= Exceptional Collector Award =

The DCI Exceptional Collector National HUMINT Award is a decoration awarded annually by the U.S. Director of Central Intelligence to recognize individuals and groups for improved Human Intelligence (HUMINT) collection and reporting of information that is of significant value to the U.S. intelligence community.

==Notable Recipients==
- Ambassador J. Cofer Black, Former Director of the CIA's Counterterrorist Center (1994)
- Lt. Col. Roger S. Dong. US Military attache, Taiwan (1996)
- Staff Sergeant Edwin Rodriguez Pazo. US Army. (1992)
- Special Agent Ronald T.Guerin. East Asia Section, Counterintelligence Division, FBI. (1991)
- Jonathan Hilyard, Task Force 168, Office of Naval Intelligence (1993)
- CWO-4 David E. Mann. US Army Counterintelligence Agent, Central America, (1995?)
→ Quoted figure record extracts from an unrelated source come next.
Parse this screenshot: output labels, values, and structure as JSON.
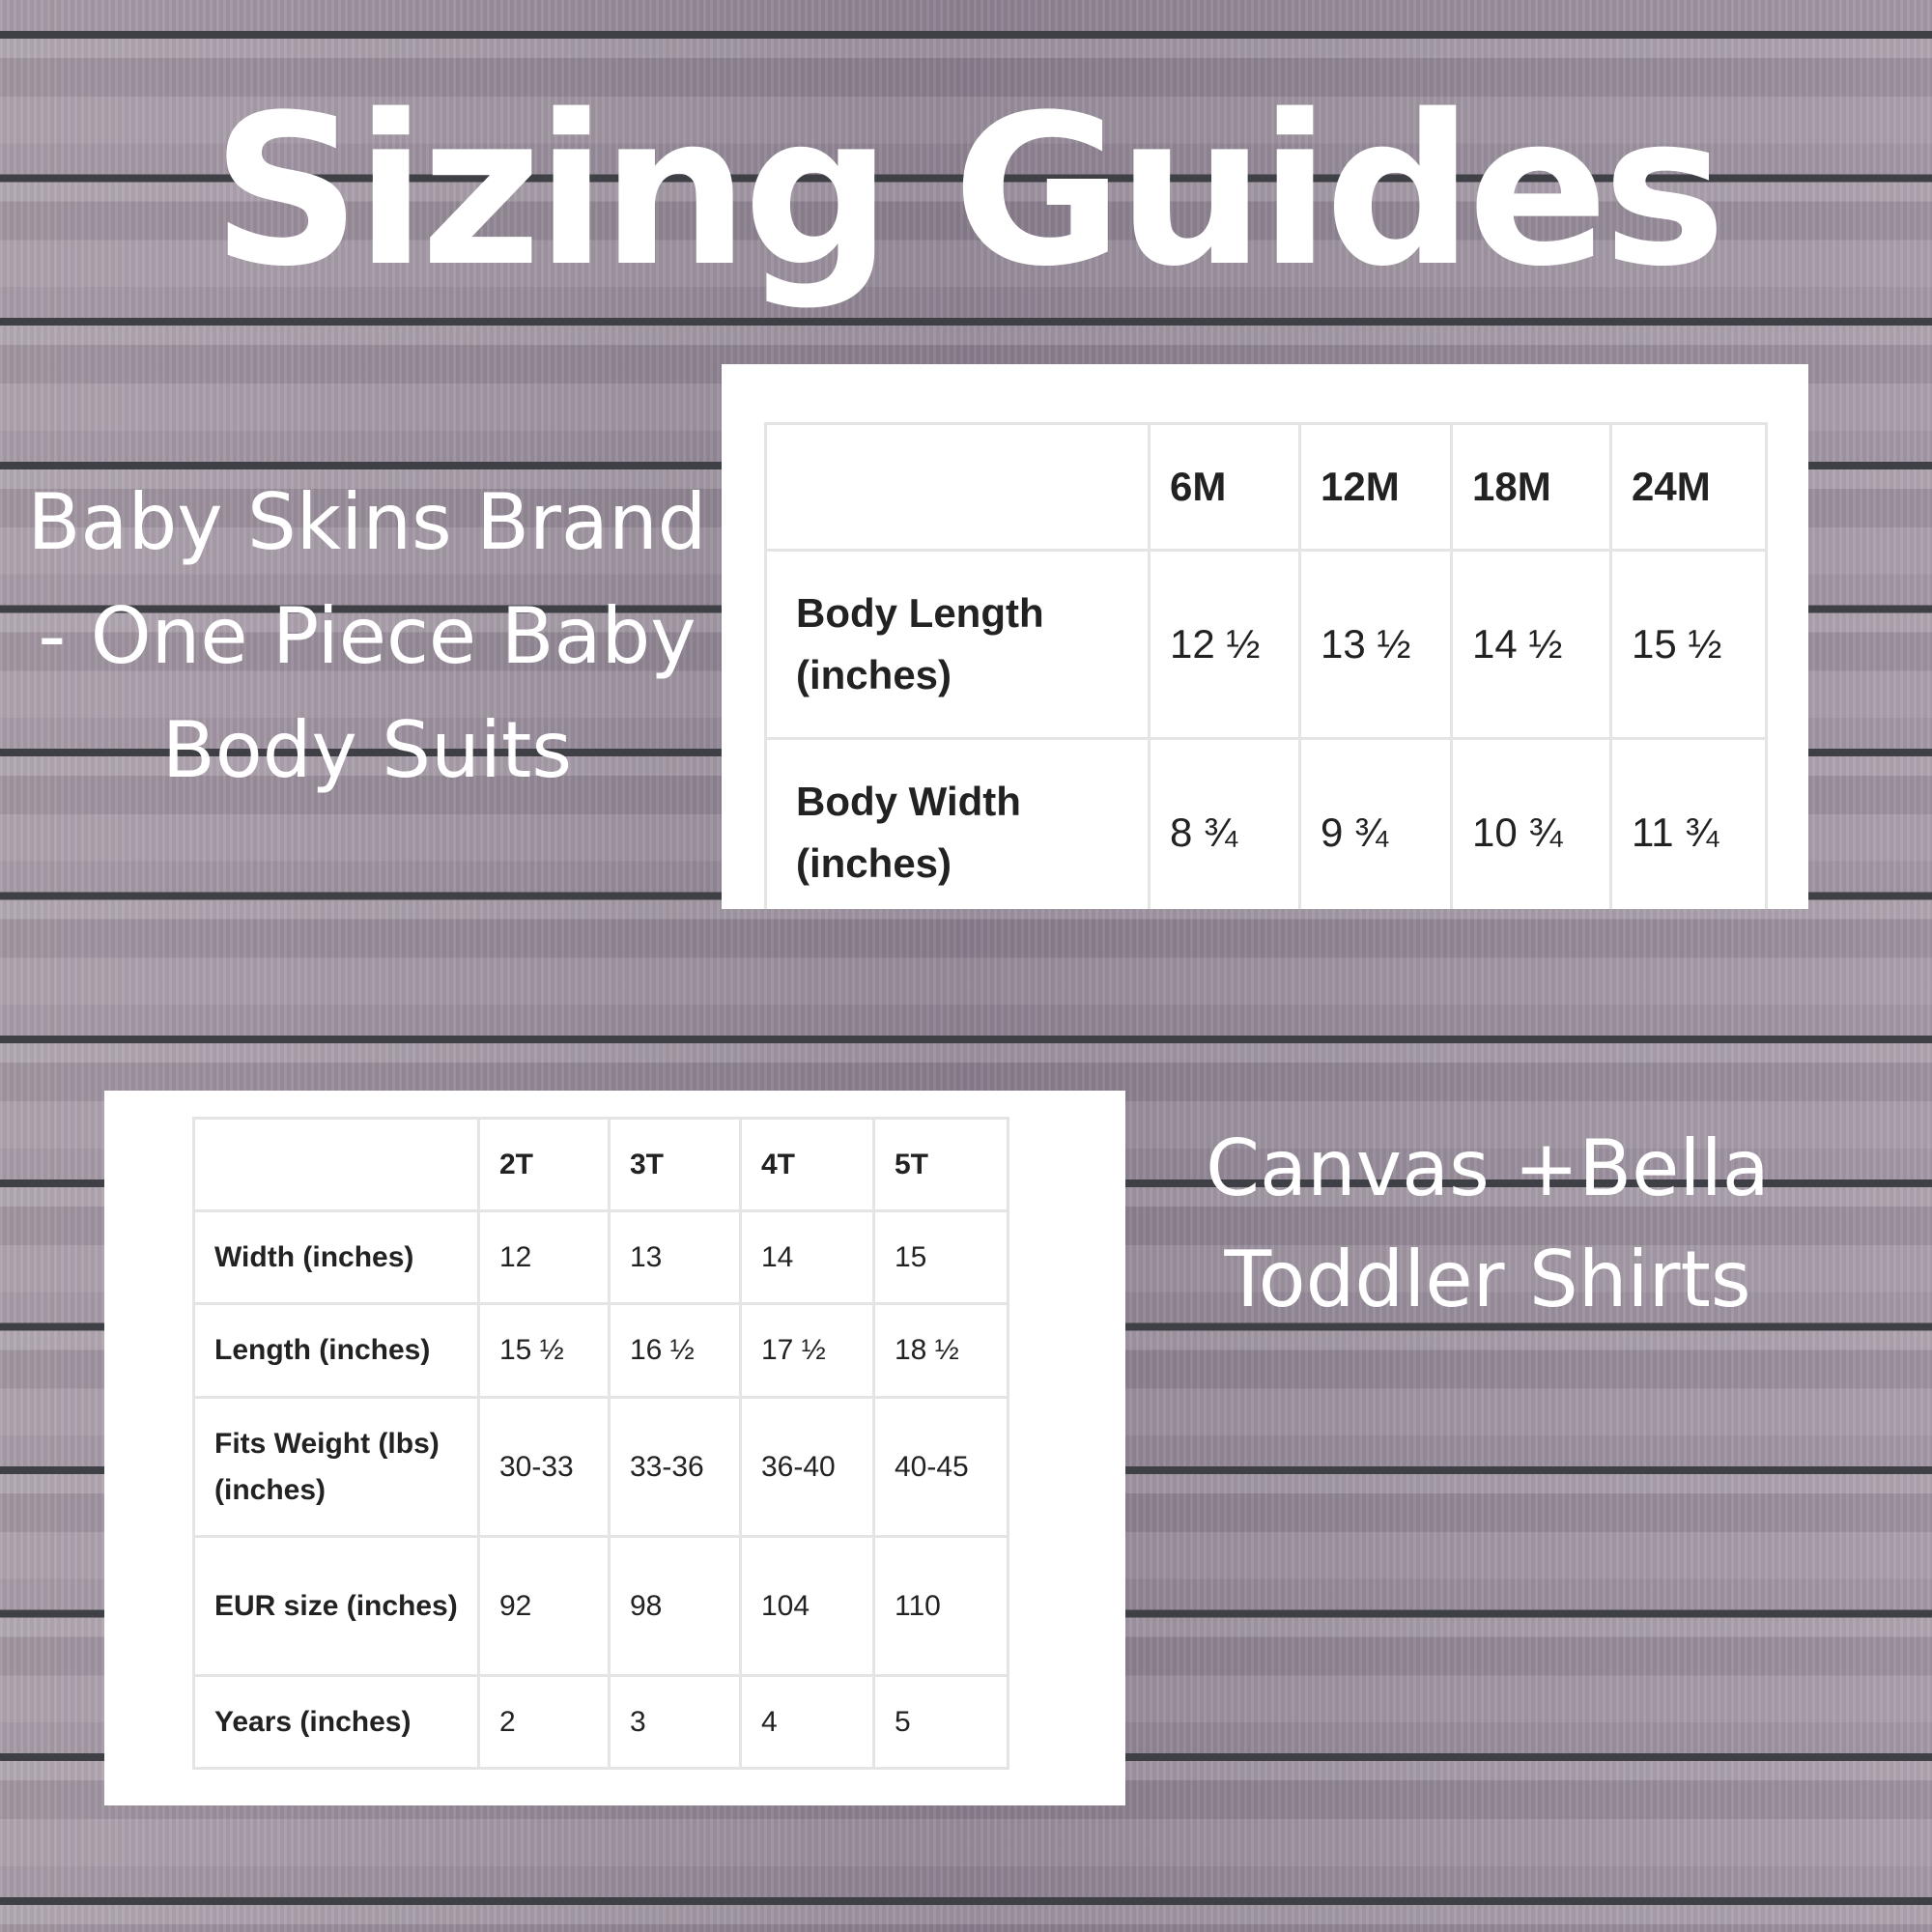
{
  "title": "Sizing Guides",
  "baby_section": {
    "caption": "Baby Skins Brand - One Piece Baby Body Suits",
    "columns": [
      "",
      "6M",
      "12M",
      "18M",
      "24M"
    ],
    "rows": [
      {
        "label": "Body Length (inches)",
        "values": [
          "12 ½",
          "13 ½",
          "14 ½",
          "15 ½"
        ]
      },
      {
        "label": "Body Width (inches)",
        "values": [
          "8 ¾",
          "9 ¾",
          "10 ¾",
          "11 ¾"
        ]
      }
    ]
  },
  "toddler_section": {
    "caption": "Canvas +Bella Toddler Shirts",
    "columns": [
      "",
      "2T",
      "3T",
      "4T",
      "5T"
    ],
    "rows": [
      {
        "label": "Width (inches)",
        "values": [
          "12",
          "13",
          "14",
          "15"
        ]
      },
      {
        "label": "Length (inches)",
        "values": [
          "15 ½",
          "16 ½",
          "17 ½",
          "18 ½"
        ]
      },
      {
        "label": "Fits Weight (lbs) (inches)",
        "values": [
          "30-33",
          "33-36",
          "36-40",
          "40-45"
        ]
      },
      {
        "label": "EUR size (inches)",
        "values": [
          "92",
          "98",
          "104",
          "110"
        ]
      },
      {
        "label": "Years (inches)",
        "values": [
          "2",
          "3",
          "4",
          "5"
        ]
      }
    ]
  }
}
- Jonathan Hilyard, DH-4, Defense HUMINT Service, Defense Intelligence Agency (1995)
- Ambassador Carol A. Rodley, US Ambassador to Cambodia
- Ivan and Teresa Sarac, Defense Attache Office (Army), US Embassy Belgrade and Zagreb. The Saracs are the only husband and wife team to have received this award twice
- Marc J. Sievers, Political Officer Mission, U.S. Embassy to Egypt, (198?)
- Mark Kelton, former Deputy Director of the National Clandestine Service for Counterintelligence.